マヤの伝説では「人間はトウモロコシから生まれた」

人類の文明には、それを支えた作物がある。黄河文明にはダイズがあり、インダス文明や長江文明にはイネがある。そして、地中海沿岸のメソポタミア文明、エジプト文明にはムギ類があり、南米のインカ文明にはジャガイモがある。

文明があったから作物が発達したのか、優れた作物が文明の発達を支えたのかはわからないが、いずれにしても、世界の文明の起源は、作物の存在と深く関係しているのである。

トウモロコシの起源地とされる中米に存在したのが、アステカ文明やマヤ文明である。

アステカ文明やマヤ文明では、トウモロコシは重要な作物であったとされている。

マヤの伝説では、人間はトウモロコシから作られたとされている。人間がトウモロコシを創り出したのではなく、人間の方が後なのだ。

伝説では、神々がトウモロコシを練って、人間を創造したと言われている。日本ではあまり見られないが、トウモロコシには黄色や白だけでなく、紫色や黒色、橙色などさまざまな色がある。

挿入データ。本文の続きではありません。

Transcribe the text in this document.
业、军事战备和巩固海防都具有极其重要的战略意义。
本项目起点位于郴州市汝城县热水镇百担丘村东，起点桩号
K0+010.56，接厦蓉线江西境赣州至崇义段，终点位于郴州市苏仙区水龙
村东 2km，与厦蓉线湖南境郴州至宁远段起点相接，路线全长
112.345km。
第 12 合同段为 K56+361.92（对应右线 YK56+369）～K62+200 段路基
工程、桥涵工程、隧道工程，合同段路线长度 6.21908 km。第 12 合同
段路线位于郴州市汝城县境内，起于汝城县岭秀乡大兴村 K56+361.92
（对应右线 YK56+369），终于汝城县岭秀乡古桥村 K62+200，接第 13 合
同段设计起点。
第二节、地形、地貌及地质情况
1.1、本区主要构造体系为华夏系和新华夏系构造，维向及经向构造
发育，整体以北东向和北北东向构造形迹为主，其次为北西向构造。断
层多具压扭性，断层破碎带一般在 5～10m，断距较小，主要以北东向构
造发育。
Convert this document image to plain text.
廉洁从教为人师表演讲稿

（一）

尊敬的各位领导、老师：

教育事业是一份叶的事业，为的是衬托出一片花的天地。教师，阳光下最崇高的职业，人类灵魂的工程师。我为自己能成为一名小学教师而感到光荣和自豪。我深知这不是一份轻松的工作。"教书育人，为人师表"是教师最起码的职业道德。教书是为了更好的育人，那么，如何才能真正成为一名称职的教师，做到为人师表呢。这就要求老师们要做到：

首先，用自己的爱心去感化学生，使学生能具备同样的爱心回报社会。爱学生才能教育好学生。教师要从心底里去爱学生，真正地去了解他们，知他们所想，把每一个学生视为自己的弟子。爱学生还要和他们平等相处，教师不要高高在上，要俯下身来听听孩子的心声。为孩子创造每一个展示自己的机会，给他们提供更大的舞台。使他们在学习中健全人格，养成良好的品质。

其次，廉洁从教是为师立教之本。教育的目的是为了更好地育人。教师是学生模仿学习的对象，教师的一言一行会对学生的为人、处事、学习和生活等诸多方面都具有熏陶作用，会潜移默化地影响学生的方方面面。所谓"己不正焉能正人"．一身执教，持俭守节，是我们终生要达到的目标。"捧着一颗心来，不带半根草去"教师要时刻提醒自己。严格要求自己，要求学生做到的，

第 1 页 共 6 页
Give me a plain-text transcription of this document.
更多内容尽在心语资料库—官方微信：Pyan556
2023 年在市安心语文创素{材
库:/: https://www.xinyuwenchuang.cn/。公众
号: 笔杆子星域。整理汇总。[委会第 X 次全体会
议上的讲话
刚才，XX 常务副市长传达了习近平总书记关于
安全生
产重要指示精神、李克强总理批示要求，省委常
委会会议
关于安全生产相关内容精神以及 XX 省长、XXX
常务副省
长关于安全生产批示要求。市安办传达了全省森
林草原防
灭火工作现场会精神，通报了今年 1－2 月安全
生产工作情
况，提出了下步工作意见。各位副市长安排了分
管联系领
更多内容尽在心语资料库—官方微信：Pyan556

そのため、トウモロコシから作られた人間もさまざまな肌の色を持っているのだという。

グローバル化した現代であれば、世界には白人や黒人、黄色人種など、肌の色の違う人々がいることを知っている。

しかし、肌の白いスペイン人が中南米にやってきたのは、コロンブスがアメリカ大陸を発見した15世紀以降のことである。そして、アフリカから黒人たちがアメリカ大陸へ連れてこられたのは17世紀以降のことである。マヤの人々はどうして世界中にさまざまな肌の色の人間がいることを知っていたのだろうか。本当に不思議である。

あの織田信長も愛した

アメリカ大陸の先住民の食糧として広く栽培されていたトウモロコシは、コロンブスの最初の航海によってヨーロッパに持ち込まれたとされている。しかし、ヨーロッパに紹介された後も、トウモロコシがヨーロッパの人々に受け入れられることはなかった。

ムギ類を見慣れたヨーロッパの人々にとって、トウモロコシは奇妙な植物であった。神が世界を創造したと信じるヨーロッパの人々にとって、自然の摂理に反するものは信じがたい。そのため、トウモロコシは珍しい植物として観賞用に栽培されるだけで、食糧となることはなかったのである。

一方、トウモロコシはアフリカ、中近東、アジアの諸国へと広まっていった。日本にはポルトガル船によって1579年に伝えられたとされている。コロンブスがアメリカ大陸を発見したのが1492年であるから、それから100年も経たないうちに、極東の島国にトウモロコシが伝えられたことになる。

日本にもイネがあったから、トウモロコシの栽培は大々的には行われなかったが、水田を拓くことができない山間地では、トウモロコシは食糧として広まっていった。現在でも、山間地では、もちもちした食感のトウモロコシを栽培していることがある。これが、戦国時代に日本に伝えられたトウモロコシの系統である。

派手好きで、新し物好きであった織田信長はトウモロコシの花を愛したという。